On this end of the year trip to Savu we intended to focus on deepening our understanding of the construction and use of traditional houses. From Denpasar, Bali we fly to Kupang, Timor and then to Savu the next day. At the Denpasar airport, Yansen never fails to have a bicycle ride photo taken with Indonesian President Widodo.
So much on Savu is changing due to climate change and the expanding government involvement in traditional communities. We found Savu to be more dry and barren than last year as rains all over these eastern islands have not yet fallen (as I write on January 15, 2020). Springs are dry and drinking and bathing water must be purchased by those who can afford it. Savu now has big government offices and roads that feel way overbuilt for the needs of this little island. This new overlay of government and modernization feels like it dwarfs the old ritual centers and their power.
Compare the above photo to the subtle beauty of old ritual sites such as Narmata where the traditional leaders have always held council to determine ceremonies that honored the seasons. Ceremonies and prescribed rituals aimed to create balance between people and the fragile landscape of this island. Ritual taboos have sustained scarce springs to flow even in long periods of no rain. Now industrial level businesses are being sought by the government to improve economics but in conflict with the old ways. Large scale salt harvesting that now rings the entire island has required trees to be cut down for space for this business to expand. Yet it is trees that hold water in the ground.
In 2006, salt farming was on a small scale using these small lontar ‘boats’. Now, the industry is controlled by the government who have joined with a foreign investor to farm salt on Savu and Raijua as well as other islands.
In the past, the Deo Rai of the Mone Ama traditional leaders controlled the seasons of salt production, lontar production, grazing, and even the harvesting of limestone from the sea for making lime to use for chewing betelnut and for indigo for textile production. Palm wine production has also become a government owned business, buying lontar palm wine from farmers on Savu, Raijua, Timor.

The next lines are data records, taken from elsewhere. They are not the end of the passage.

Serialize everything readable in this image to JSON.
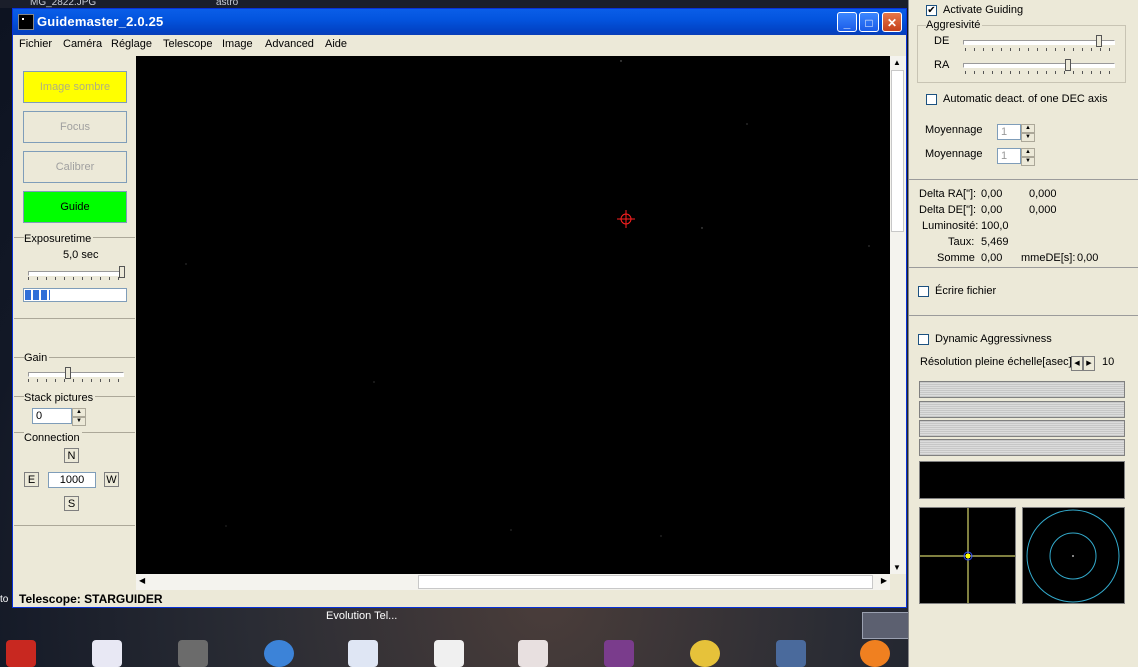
{
  "desktop": {
    "top_items": [
      "MG_2822.JPG",
      "astro"
    ],
    "caption": "Evolution Tel...",
    "edge_label": "to",
    "taskbar_icons": [
      "sw-icon",
      "notepad-icon",
      "program-icon",
      "ie-icon",
      "window-icon",
      "music-icon",
      "acrobat-icon",
      "winrar-icon",
      "app-icon",
      "film-icon",
      "avast-icon"
    ]
  },
  "window": {
    "title": "Guidemaster_2.0.25",
    "controls": {
      "minimize": "_",
      "maximize": "□",
      "close": "✕"
    },
    "menu": [
      "Fichier",
      "Caméra",
      "Réglage",
      "Telescope",
      "Image",
      "Advanced",
      "Aide"
    ],
    "buttons": {
      "dark": "Image sombre",
      "focus": "Focus",
      "calibrate": "Calibrer",
      "guide": "Guide"
    },
    "colors": {
      "dark_button": "#ffff00",
      "guide_button": "#00ff00",
      "crosshair": "#ff2020",
      "titlebar": "#0354de"
    },
    "exposure": {
      "label": "Exposuretime",
      "value": "5,0 sec",
      "progress_fraction": 0.25
    },
    "gain": {
      "label": "Gain"
    },
    "stack": {
      "label": "Stack pictures",
      "value": "0"
    },
    "connection": {
      "label": "Connection",
      "north": "N",
      "east": "E",
      "west": "W",
      "south": "S",
      "step": "1000"
    },
    "status": "Telescope: STARGUIDER"
  },
  "right": {
    "activate": {
      "label": "Activate Guiding",
      "checked": true
    },
    "aggr": {
      "label": "Aggresivité",
      "de": "DE",
      "ra": "RA"
    },
    "auto_deact": {
      "label": "Automatic deact. of one DEC axis",
      "checked": false
    },
    "moy1": {
      "label": "Moyennage",
      "value": "1"
    },
    "moy2": {
      "label": "Moyennage",
      "value": "1"
    },
    "stats": {
      "delta_ra_label": "Delta RA[\"]:",
      "delta_ra_1": "0,00",
      "delta_ra_2": "0,000",
      "delta_de_label": "Delta DE[\"]:",
      "delta_de_1": "0,00",
      "delta_de_2": "0,000",
      "lum_label": "Luminosité:",
      "lum": "100,0",
      "taux_label": "Taux:",
      "taux": "5,469",
      "somme_label": "Somme",
      "somme": "0,00",
      "mmede_label": "mmeDE[s]:",
      "mmede": "0,00"
    },
    "ecrire": {
      "label": "Écrire fichier",
      "checked": false
    },
    "dynamic": {
      "label": "Dynamic Aggressivness",
      "checked": false
    },
    "resolution": {
      "label": "Résolution pleine échelle[asec]:",
      "value": "10"
    }
  }
}
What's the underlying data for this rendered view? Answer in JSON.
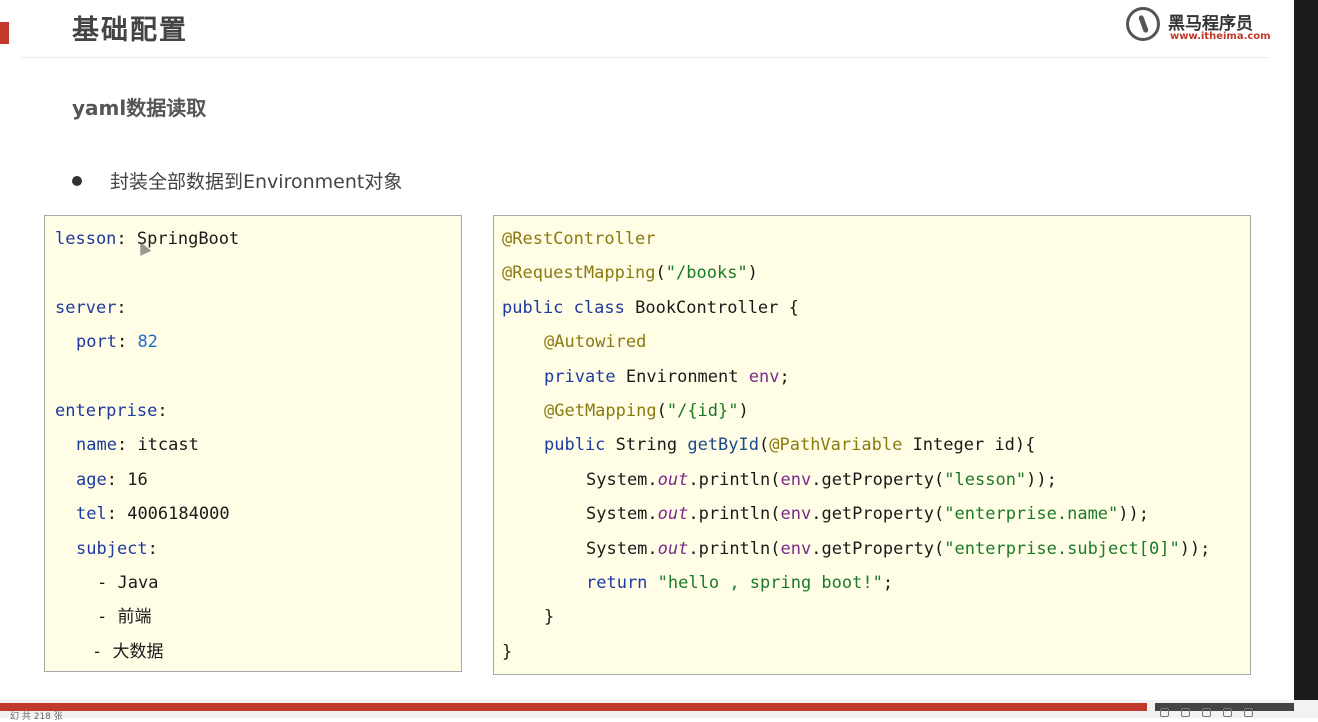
{
  "slide": {
    "title": "基础配置",
    "subtitle": "yaml数据读取",
    "bullet": "封装全部数据到Environment对象"
  },
  "logo": {
    "name": "黑马程序员",
    "url": "www.itheima.com"
  },
  "yaml": {
    "lesson_key": "lesson",
    "lesson_value": "SpringBoot",
    "server_key": "server",
    "port_key": "port",
    "port_value": "82",
    "enterprise_key": "enterprise",
    "name_key": "name",
    "name_value": "itcast",
    "age_key": "age",
    "age_value": "16",
    "tel_key": "tel",
    "tel_value": "4006184000",
    "subject_key": "subject",
    "subject_items": [
      "Java",
      "前端",
      "大数据"
    ]
  },
  "java": {
    "ann_rest": "@RestController",
    "ann_mapping": "@RequestMapping",
    "path_books": "\"/books\"",
    "kw_public": "public",
    "kw_class": "class",
    "class_name": "BookController",
    "ann_autowired": "@Autowired",
    "kw_private": "private",
    "type_env": "Environment",
    "field_env": "env",
    "ann_get": "@GetMapping",
    "path_id": "\"/{id}\"",
    "type_string": "String",
    "method_get": "getById",
    "ann_path": "@PathVariable",
    "param": "Integer id",
    "system": "System.",
    "out": "out",
    "println": ".println(",
    "get_property": ".getProperty(",
    "str_lesson": "\"lesson\"",
    "str_name": "\"enterprise.name\"",
    "str_subject": "\"enterprise.subject[0]\"",
    "kw_return": "return",
    "str_return": "\"hello , spring boot!\""
  },
  "status": {
    "text": "幻 共 218 张"
  }
}
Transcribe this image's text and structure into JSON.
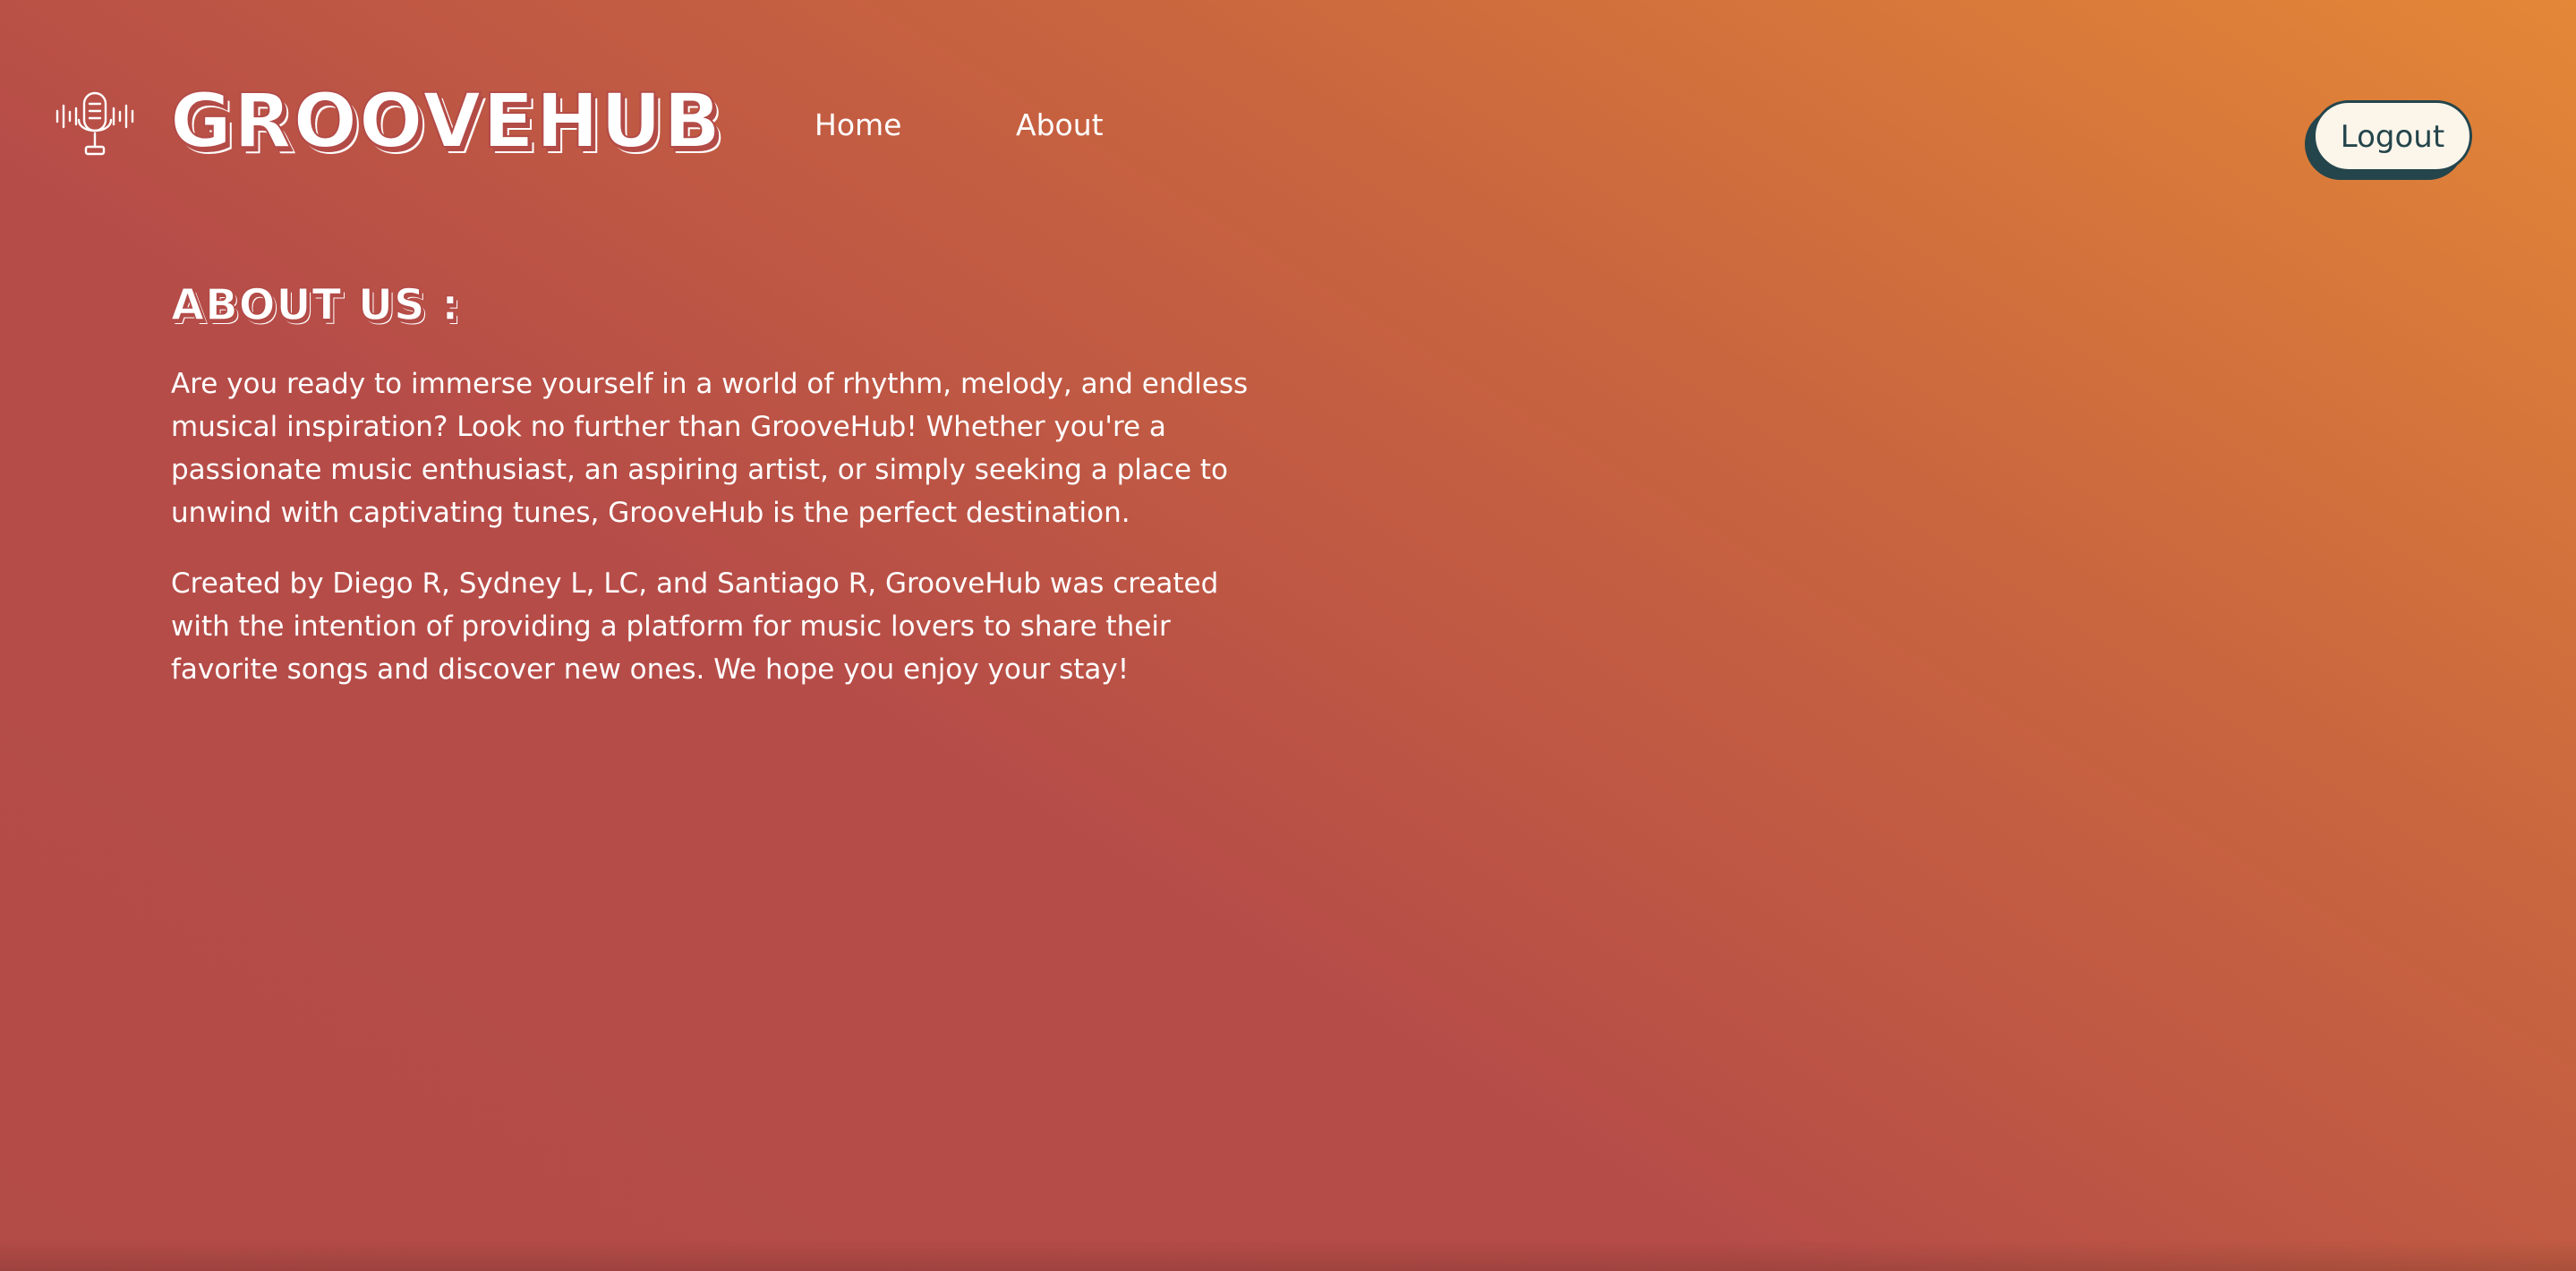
{
  "header": {
    "logo_icon": "microphone-soundwave-icon",
    "brand": "GROOVEHUB",
    "nav": [
      {
        "label": "Home"
      },
      {
        "label": "About"
      }
    ],
    "logout_label": "Logout"
  },
  "main": {
    "title": "ABOUT US :",
    "paragraphs": [
      "Are you ready to immerse yourself in a world of rhythm, melody, and endless musical inspiration? Look no further than GrooveHub! Whether you're a passionate music enthusiast, an aspiring artist, or simply seeking a place to unwind with captivating tunes, GrooveHub is the perfect destination.",
      "Created by Diego R, Sydney L, LC, and Santiago R, GrooveHub was created with the intention of providing a platform for music lovers to share their favorite songs and discover new ones. We hope you enjoy your stay!"
    ]
  },
  "colors": {
    "gradient_start": "#b34b47",
    "gradient_end": "#e48737",
    "button_bg": "#fbf5ea",
    "button_text": "#24454c"
  }
}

With so little water available on the island due to the lack of rain, the textiles offered to us are less brilliant in colour as not of enough dye material can grow and little water is available to process the textiles. Talking about these problems on the islands with weavers makes us all aware of how fragile and threatened these lands and cultures are – not to mention our own work at Threads of Life. We will need to spend time in 2020 thinking of ways to address these problems. We are grateful to our friends on Savu who share their stories to show us how we all share these challenges.